The DVR company announced a new, $50 device that lets cord-cutters record over-the-air network shows and watch them later on their televisions.

The TiVo Roamio OTA DVR (the OTA stands for "over the air") can record and store programs aired by CBS, ABC, NBC, PBS, Fox, Univision and other networks. It also connects to Web services, including YouTube and Netflix.

"We recognize some viewers opt not to receive the benefits a subscription with a cable provider offers," TiVo chief marketing officer Ira Bahr said in a news release. "TiVo Roamio OTA makes sure that they, too, can get a best in class DVR experience through an antenna."

The announcement comes two months after the Supreme Court ruled that Aereo, a similar service, violated copyright laws. Aereo captured shows from the broadcast airwaves and let users stream them digitally to their computers, smartphones or tablets.

The difference, TiVo says, is that the OTA uses devices in the home to record video, instead of recording it outside the home then streaming it to digital devices.

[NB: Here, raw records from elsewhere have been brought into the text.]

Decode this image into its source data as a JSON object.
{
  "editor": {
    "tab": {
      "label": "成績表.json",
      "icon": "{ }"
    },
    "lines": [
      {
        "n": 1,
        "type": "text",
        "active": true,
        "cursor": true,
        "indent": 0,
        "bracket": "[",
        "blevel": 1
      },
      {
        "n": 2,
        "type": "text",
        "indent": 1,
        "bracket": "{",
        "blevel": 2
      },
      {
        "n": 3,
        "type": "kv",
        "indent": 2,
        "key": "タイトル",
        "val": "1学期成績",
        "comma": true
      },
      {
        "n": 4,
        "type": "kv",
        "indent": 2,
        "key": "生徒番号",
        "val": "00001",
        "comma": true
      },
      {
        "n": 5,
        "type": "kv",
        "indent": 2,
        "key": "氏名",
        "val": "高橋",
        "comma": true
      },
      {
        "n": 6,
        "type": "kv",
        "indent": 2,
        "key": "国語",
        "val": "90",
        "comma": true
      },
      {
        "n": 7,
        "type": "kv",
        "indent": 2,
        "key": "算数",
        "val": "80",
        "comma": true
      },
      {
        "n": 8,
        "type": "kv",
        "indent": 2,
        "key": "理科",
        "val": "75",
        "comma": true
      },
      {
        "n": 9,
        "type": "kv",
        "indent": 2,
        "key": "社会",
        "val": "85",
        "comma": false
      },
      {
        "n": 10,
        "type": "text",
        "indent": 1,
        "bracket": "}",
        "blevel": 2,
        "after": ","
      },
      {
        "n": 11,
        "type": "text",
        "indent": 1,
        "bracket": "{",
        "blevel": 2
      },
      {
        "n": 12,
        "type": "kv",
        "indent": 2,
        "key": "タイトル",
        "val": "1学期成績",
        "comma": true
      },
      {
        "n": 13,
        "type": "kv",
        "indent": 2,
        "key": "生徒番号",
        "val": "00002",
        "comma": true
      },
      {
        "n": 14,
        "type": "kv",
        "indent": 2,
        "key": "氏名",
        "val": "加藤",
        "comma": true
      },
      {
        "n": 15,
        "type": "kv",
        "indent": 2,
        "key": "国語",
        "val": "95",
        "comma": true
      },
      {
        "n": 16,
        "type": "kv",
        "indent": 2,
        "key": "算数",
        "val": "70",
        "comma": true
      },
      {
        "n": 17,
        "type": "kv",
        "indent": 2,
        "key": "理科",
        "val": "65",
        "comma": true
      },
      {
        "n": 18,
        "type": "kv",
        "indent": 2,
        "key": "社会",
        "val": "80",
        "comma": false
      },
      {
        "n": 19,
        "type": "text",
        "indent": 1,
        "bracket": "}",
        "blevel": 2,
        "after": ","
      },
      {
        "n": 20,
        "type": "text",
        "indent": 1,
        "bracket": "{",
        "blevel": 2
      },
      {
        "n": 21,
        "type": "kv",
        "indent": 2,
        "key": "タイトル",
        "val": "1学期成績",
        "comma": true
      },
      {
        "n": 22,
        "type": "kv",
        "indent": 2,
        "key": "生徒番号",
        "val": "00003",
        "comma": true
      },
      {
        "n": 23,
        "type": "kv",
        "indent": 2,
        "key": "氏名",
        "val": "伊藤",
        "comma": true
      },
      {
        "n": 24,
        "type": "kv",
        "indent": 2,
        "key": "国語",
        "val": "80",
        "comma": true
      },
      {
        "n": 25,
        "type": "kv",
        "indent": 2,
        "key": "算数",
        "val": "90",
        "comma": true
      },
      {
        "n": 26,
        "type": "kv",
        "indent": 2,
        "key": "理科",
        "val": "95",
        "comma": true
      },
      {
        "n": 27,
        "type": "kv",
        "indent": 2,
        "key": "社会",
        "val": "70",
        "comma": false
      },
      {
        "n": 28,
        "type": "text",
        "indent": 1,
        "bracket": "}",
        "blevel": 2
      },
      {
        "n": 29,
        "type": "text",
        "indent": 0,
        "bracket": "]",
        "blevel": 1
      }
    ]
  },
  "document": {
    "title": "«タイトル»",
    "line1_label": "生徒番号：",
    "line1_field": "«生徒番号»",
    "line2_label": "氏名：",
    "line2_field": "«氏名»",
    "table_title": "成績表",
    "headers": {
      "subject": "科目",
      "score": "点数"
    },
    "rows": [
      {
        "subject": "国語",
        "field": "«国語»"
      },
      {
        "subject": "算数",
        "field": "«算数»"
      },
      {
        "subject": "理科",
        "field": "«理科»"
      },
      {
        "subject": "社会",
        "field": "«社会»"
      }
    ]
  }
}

"The technology is not anything new," TiVo spokesman Steve Wymer told Bloomberg. "We never had legal challenges regarding recording content in the home for an individual consumer."

TiVo's news release was printed under the title, "Simple, Brilliant and Legal."

You know you're in peculiar times when an established digital company makes a point of clarifying that its new product is legal.

While still dwarfed by the nation's millions of homes with cable, a growing number of consumers have begun "cutting the cord" in recent years -- opting to rely exclusively on network broadcasts and streaming Web services like Netflix, Amazon and YouTube for their movie and TV show needs.

The OTA can record up to four programs at the same time and has 500 GB of storage, enough for 75 hours of high-definition recordings.

It will be available September 14 in a limited release at Best Buy stores, with more availability, presumably, if the product succeeds in those markets.

One thing that cable-haters may not love: in addition to its $50 price, the Roamio OTA comes with a $15 monthly fee and a minimum one-year subscription. That's still a lot less than most cable packages, but one more fee to pile on top of those other Web-content subscriptions.